Puig fined for being late, but later homers
MIAMI -- Yasiel Puig, who was fined for arriving roughly 30 minutes late to Marlins Park, was not in the starting lineup Tuesday. But Dodgers manager Don Mattingly said the decision not to start Puig was the result of the rookie's recent slump (0-for-11, 3-for-23) and was made before Puig was late.
But Puig made up for it in a big way, hitting a go-ahead homer in the eighth off Marlins reliever Dan Jennings -- two innings after he entered the game as part of a double-switch. The Dodgers won, 6-4.
"Today's a baseball day," Mattingly said of Puig not starting. "I know you'll make more of it. It's hard to take him out of the lineup. I felt like this was the right time, the way he's going. I look at it as a one-day thing."

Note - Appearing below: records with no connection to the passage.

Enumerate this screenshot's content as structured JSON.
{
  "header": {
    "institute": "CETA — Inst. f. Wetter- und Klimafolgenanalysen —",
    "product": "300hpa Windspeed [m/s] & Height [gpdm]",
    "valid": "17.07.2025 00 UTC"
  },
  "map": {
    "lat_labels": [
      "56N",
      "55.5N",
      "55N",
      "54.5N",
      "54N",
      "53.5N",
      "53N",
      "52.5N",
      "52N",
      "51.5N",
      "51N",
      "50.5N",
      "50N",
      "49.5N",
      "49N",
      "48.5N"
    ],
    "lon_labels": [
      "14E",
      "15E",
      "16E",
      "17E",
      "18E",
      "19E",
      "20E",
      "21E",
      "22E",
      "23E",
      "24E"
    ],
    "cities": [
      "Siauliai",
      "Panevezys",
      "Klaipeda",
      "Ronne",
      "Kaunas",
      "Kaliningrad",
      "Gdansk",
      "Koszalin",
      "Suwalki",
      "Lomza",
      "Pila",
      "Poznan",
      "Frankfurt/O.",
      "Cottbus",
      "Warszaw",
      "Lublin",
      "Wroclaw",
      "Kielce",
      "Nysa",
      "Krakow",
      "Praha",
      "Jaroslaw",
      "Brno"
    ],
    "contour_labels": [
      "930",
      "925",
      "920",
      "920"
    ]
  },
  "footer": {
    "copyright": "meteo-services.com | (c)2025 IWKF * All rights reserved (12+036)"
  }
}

Mattingly also downplayed Puig's late arrival. Players are required to be in the clubhouse by the time the second of two buses leaves the team hotel, even if the player is not staying at the team hotel. Puig has a home in the Miami area and has stayed there during this visit.
"I was satisfied with his answer; he's just got to leave earlier," said Mattingly. "Caught in traffic, that's fine, get here earlier. He was at his house, he left late enough to make it too close. He's not the first guy. There's more than two or three."
Puig met with Mattingly for 10 minutes after arriving and dressing. Mattingly said he fined Puig, which they discussed, as well as the reasoning for the day off.
"I have to pay closer attention to giving him a day," Mattingly said. "His motor is always going."
Puig has come under increasing scrutiny as his offense has tailed off, his mistakes in the field and on the bases are repeated and his emotions have begun to show. Monday, he shocked members of the Cuban-American media with his conduct before and during a news conference.
In the matchup against fellow Cuban Jose Fernandez, Puig struck out and gave a look at home-plate umpire John Hirschbeck, who snapped at the outfielder. Puig then threw a tantrum in the dugout and had to be ushered out of sight by teammate Juan Uribe
"That's just the emotional part of the game, the way the guy plays," said Mattingly in defense of Puig. "I don't want to take the emotion. I like the energy. It's good to see. We just have to protect him from the umpires.
"It's part of his learning process for umpires, too. He did it in Philly, too, looking back at the umpire, and they take offense to that. You don't want the umpires -- they'll talk and then any call that's close you're not going to get. I want him to learn the umpire language. There's a way to talk and act. It's all part of his maturing process. You can't do it overnight."